Jawed said:
I have to say I'm more intrigued to know if the ultra threaded despatch processor (or whatever it's called) is programmable and what effects we might see from that.
And what kind of relationship exists between the UTDP and the MC. There must be a fair degree of symbiosis there.
Jawed
The whole thing is one system -- All units depend on each other to work to correctly. The MC requires the clients to have lots of latency tolerance so that it can establish a huge number of outstanding requests and pick and chose the best ones to maximize memory bandwidth (massive simplification).
However, texture ends up being a MC client but also has the shader dependant on it. Consequently, if the MC wants high latency, the shader has to be designed to deal with that.

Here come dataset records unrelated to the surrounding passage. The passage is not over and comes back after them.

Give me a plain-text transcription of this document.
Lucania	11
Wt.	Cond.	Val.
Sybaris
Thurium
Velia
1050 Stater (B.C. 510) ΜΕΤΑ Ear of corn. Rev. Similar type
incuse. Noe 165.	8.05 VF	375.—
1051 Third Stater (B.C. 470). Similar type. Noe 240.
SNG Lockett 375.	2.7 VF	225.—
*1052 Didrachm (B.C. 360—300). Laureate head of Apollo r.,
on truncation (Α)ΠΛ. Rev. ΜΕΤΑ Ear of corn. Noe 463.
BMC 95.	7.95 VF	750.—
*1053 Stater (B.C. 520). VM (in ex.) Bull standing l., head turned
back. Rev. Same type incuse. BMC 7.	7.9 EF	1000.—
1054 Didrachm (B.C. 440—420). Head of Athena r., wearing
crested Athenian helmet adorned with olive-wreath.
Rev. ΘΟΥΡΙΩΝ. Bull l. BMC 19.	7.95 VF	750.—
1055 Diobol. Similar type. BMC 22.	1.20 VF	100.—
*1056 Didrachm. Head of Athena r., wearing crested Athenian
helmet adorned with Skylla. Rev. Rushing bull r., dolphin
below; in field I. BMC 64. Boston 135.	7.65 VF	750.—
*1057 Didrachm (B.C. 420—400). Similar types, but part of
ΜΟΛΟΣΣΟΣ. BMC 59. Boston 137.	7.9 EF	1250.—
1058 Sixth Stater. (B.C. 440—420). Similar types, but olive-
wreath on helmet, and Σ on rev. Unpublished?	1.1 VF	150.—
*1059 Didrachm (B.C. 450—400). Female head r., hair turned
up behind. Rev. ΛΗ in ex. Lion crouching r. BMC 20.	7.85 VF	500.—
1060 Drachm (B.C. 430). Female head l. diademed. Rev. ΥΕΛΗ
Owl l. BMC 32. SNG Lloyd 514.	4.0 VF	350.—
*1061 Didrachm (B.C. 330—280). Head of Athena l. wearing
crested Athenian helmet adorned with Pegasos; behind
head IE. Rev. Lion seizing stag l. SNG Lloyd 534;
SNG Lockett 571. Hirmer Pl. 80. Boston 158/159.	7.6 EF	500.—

There are two reasonable ways to deal with that: You can either have large batch sizes of pixels, in which case you hide the latency of fetches, more or less, just by doing the same thing over and over on many pixels before going to the next thing. This would be an architecture that, says, executes the same pixel shader instruction on 1000's of pixels. This works well to hide latency, and is somewhat cheap, area wise. However, it suffers granularity loss, since it has to work in large batches. This would make for a good SM2 type part. The new way, is to make small batches, but have lots of them. So you execute one instruction on a small batch (say 16 pixels), then switch to another instruction and batch until the data for the first one returns. You need to have lots of live threads in this type of architecture, and you need lots of resources (i.e. area) for it to properly hide latency. But, its advantage is that it rules from a granularity standpoint and branching (prime feature of SM3) works perfectly. That's what we did for the R5xx. I believe that the first architecture is more popular for others.

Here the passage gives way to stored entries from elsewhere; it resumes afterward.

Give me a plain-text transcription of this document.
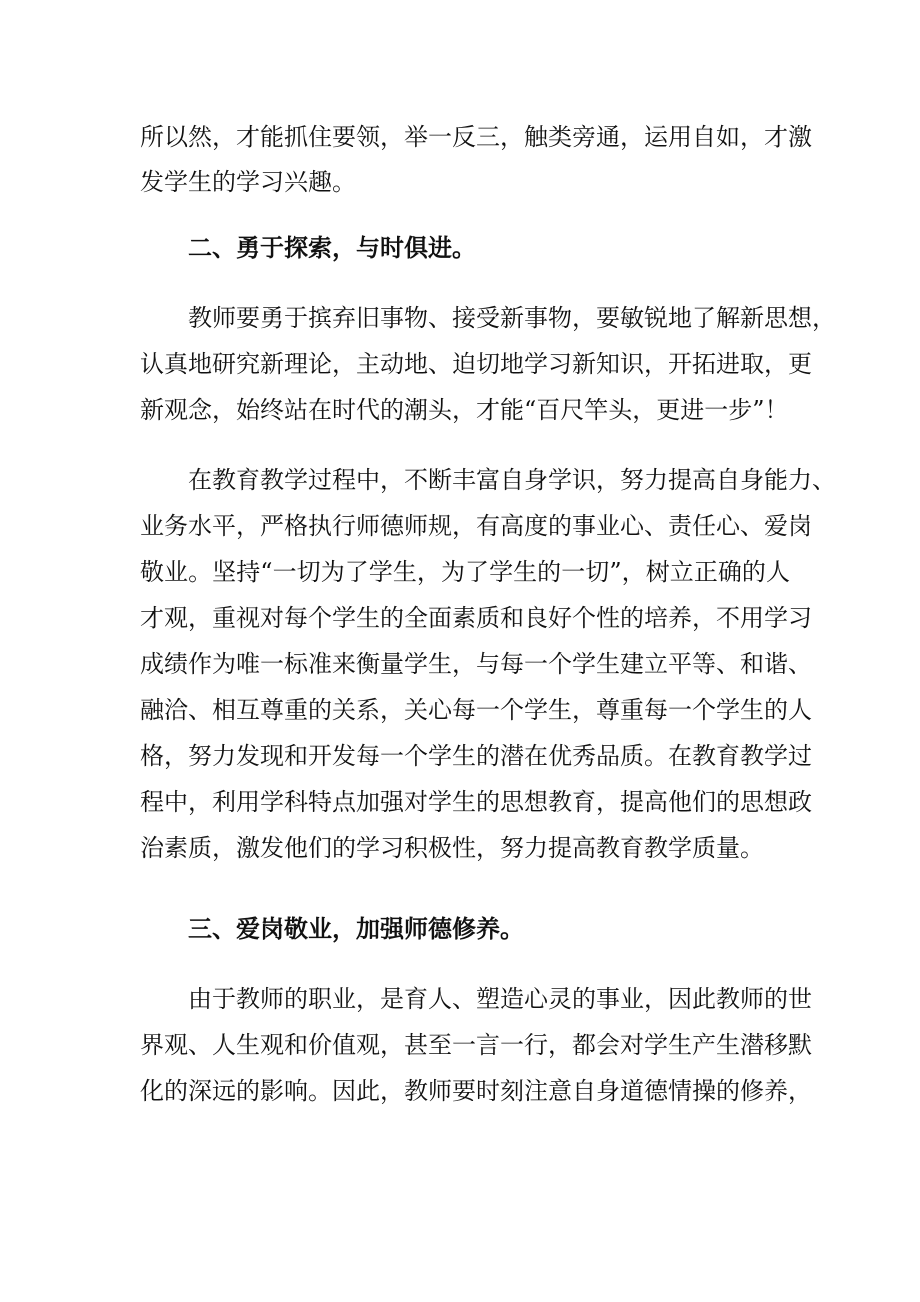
所以然，才能抓住要领，举一反三，触类旁通，运用自如，才激
发学生的学习兴趣。
二、勇于探索，与时俱进。
教师要勇于摈弃旧事物、接受新事物，要敏锐地了解新思想，
认真地研究新理论，主动地、迫切地学习新知识，开拓进取，更
新观念，始终站在时代的潮头，才能“百尺竿头，更进一步”！
在教育教学过程中，不断丰富自身学识，努力提高自身能力、
业务水平，严格执行师德师规，有高度的事业心、责任心、爱岗
敬业。坚持“一切为了学生，为了学生的一切”，树立正确的人
才观，重视对每个学生的全面素质和良好个性的培养，不用学习
成绩作为唯一标准来衡量学生，与每一个学生建立平等、和谐、
融洽、相互尊重的关系，关心每一个学生，尊重每一个学生的人
格，努力发现和开发每一个学生的潜在优秀品质。在教育教学过
程中，利用学科特点加强对学生的思想教育，提高他们的思想政
治素质，激发他们的学习积极性，努力提高教育教学质量。
三、爱岗敬业，加强师德修养。
由于教师的职业，是育人、塑造心灵的事业，因此教师的世
界观、人生观和价值观，甚至一言一行，都会对学生产生潜移默
化的深远的影响。因此，教师要时刻注意自身道德情操的修养，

At the end, the whole thing works together. To achieve high memory bandwidth, you need an efficient memory controller design with windowed requests, and clients capable of dealing with long latencies. We did all this, and made our control units very programmable on top -- Since we knew that tuning would be difficult and that we need the flexibility to be able to achieve high efficiency (we did not trust that we would get it right with the first set of settings/prgrms
). It also allows us to experiment and try new things, so that we'll be more ready for the future.
Edit: corrected some terrible grammar.